HeadlinesBriefing favicon HeadlinesBriefing.com

Descript's AI Translation Pipeline Solves Dubbing's Timing Problem

OpenAI Blog •
×

Descript has rebuilt its translation pipeline to solve a fundamental problem in AI dubbing: translated speech often sounds unnatural because different languages take different amounts of time to express the same idea. The video editing platform redesigned its system using OpenAI's reasoning models to optimize for both semantic meaning and natural pacing during generation, not after.

Traditional dubbing workflows forced creators to either manually retime audio or rewrite translations to fit video segments. German, for example, typically requires more syllables than English for the same content, leading to audio that sounded sped up or slowed down. Early systems achieved only 40-60% of segments within acceptable pacing windows. Descript's new approach breaks transcripts into chunks, calculates target syllable counts using language-specific speaking rates, and prompts models to optimize for both timing and meaning simultaneously.

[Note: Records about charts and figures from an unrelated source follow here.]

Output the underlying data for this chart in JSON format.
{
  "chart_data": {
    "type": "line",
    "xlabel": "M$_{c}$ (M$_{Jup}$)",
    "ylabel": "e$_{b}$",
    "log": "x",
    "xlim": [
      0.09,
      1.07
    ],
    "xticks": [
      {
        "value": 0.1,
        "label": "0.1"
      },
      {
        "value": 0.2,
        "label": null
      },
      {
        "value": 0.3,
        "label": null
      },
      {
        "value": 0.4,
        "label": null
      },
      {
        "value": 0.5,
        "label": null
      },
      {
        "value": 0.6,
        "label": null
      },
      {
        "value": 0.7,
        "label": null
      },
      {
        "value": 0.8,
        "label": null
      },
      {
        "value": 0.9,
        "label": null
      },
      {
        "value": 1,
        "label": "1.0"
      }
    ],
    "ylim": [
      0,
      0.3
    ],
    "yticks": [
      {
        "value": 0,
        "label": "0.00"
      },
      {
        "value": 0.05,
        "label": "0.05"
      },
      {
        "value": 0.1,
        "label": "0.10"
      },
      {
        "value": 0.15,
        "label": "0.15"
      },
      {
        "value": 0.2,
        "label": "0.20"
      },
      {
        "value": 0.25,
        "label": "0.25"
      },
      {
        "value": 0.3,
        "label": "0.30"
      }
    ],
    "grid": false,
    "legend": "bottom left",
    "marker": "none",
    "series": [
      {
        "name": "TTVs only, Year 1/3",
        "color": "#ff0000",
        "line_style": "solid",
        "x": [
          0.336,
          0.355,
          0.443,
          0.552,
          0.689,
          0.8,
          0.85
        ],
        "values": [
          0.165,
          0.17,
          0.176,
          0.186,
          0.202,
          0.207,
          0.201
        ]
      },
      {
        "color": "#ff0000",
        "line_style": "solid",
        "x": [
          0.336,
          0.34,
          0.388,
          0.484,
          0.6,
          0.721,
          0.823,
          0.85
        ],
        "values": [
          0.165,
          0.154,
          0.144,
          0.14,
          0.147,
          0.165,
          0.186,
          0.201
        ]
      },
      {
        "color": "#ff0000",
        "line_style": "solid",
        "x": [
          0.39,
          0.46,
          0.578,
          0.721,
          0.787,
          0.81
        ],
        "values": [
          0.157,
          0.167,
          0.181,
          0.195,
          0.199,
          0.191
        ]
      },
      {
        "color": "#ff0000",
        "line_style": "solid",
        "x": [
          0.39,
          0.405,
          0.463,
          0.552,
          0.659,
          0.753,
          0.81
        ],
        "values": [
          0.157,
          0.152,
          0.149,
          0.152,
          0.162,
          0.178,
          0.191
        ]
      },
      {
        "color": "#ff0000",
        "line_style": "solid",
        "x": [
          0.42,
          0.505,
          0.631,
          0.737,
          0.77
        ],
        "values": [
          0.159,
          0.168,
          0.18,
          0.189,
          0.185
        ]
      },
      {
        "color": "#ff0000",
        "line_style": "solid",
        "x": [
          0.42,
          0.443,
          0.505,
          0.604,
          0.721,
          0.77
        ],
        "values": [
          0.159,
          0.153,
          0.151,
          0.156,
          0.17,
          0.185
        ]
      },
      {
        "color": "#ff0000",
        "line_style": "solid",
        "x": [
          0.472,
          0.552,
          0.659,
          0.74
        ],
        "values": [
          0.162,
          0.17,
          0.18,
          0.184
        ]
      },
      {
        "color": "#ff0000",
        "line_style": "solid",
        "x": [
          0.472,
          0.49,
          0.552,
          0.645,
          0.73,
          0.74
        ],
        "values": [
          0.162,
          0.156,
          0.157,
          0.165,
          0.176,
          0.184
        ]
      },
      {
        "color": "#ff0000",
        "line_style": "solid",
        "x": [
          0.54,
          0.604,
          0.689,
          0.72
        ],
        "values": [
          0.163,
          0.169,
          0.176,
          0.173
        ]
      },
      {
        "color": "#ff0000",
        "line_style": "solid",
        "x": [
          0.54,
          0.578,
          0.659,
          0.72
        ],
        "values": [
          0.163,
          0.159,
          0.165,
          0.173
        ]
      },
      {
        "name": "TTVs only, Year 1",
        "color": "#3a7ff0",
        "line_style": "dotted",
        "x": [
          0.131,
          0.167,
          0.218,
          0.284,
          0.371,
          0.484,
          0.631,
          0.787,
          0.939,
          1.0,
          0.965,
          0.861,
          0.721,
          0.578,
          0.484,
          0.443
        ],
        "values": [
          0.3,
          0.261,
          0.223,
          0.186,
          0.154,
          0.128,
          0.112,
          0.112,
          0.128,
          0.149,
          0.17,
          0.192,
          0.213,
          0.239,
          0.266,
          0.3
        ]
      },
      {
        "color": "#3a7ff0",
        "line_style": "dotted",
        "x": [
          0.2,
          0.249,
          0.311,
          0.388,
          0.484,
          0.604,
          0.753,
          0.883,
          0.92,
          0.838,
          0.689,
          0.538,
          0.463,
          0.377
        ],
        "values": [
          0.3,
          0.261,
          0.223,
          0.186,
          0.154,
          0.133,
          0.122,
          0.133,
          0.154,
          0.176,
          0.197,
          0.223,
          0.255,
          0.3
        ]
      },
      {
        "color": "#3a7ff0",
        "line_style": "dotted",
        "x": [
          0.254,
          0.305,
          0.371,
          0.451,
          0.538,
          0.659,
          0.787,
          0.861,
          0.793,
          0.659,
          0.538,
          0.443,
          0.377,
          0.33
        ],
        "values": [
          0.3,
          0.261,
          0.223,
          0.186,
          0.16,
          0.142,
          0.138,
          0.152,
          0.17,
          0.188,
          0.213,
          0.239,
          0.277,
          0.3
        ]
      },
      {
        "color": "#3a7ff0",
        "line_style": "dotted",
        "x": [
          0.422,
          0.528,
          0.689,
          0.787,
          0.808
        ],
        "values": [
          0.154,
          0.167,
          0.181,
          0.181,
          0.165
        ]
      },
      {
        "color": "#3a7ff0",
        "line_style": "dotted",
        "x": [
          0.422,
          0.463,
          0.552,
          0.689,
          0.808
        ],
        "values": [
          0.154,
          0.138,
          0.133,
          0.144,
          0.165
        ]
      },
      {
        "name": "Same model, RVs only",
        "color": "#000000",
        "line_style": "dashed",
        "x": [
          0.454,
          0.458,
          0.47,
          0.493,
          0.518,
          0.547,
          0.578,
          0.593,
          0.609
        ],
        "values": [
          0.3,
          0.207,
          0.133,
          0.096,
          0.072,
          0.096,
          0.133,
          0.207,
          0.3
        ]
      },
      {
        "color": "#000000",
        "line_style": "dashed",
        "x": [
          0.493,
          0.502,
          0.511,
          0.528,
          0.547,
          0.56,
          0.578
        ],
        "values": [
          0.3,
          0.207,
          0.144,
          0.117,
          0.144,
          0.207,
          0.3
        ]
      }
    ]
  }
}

The results are measurable: duration adherence improved by 13-43 percentage points across languages, with 73-83% of segments now falling within natural pacing ranges. Semantic fidelity remained strong at 85.5% of segments rated four or five out of five. The company is now building batch processing capabilities for enterprise localization projects and exploring multimodal approaches that incorporate audio and video signals to preserve tone and emphasis in translations.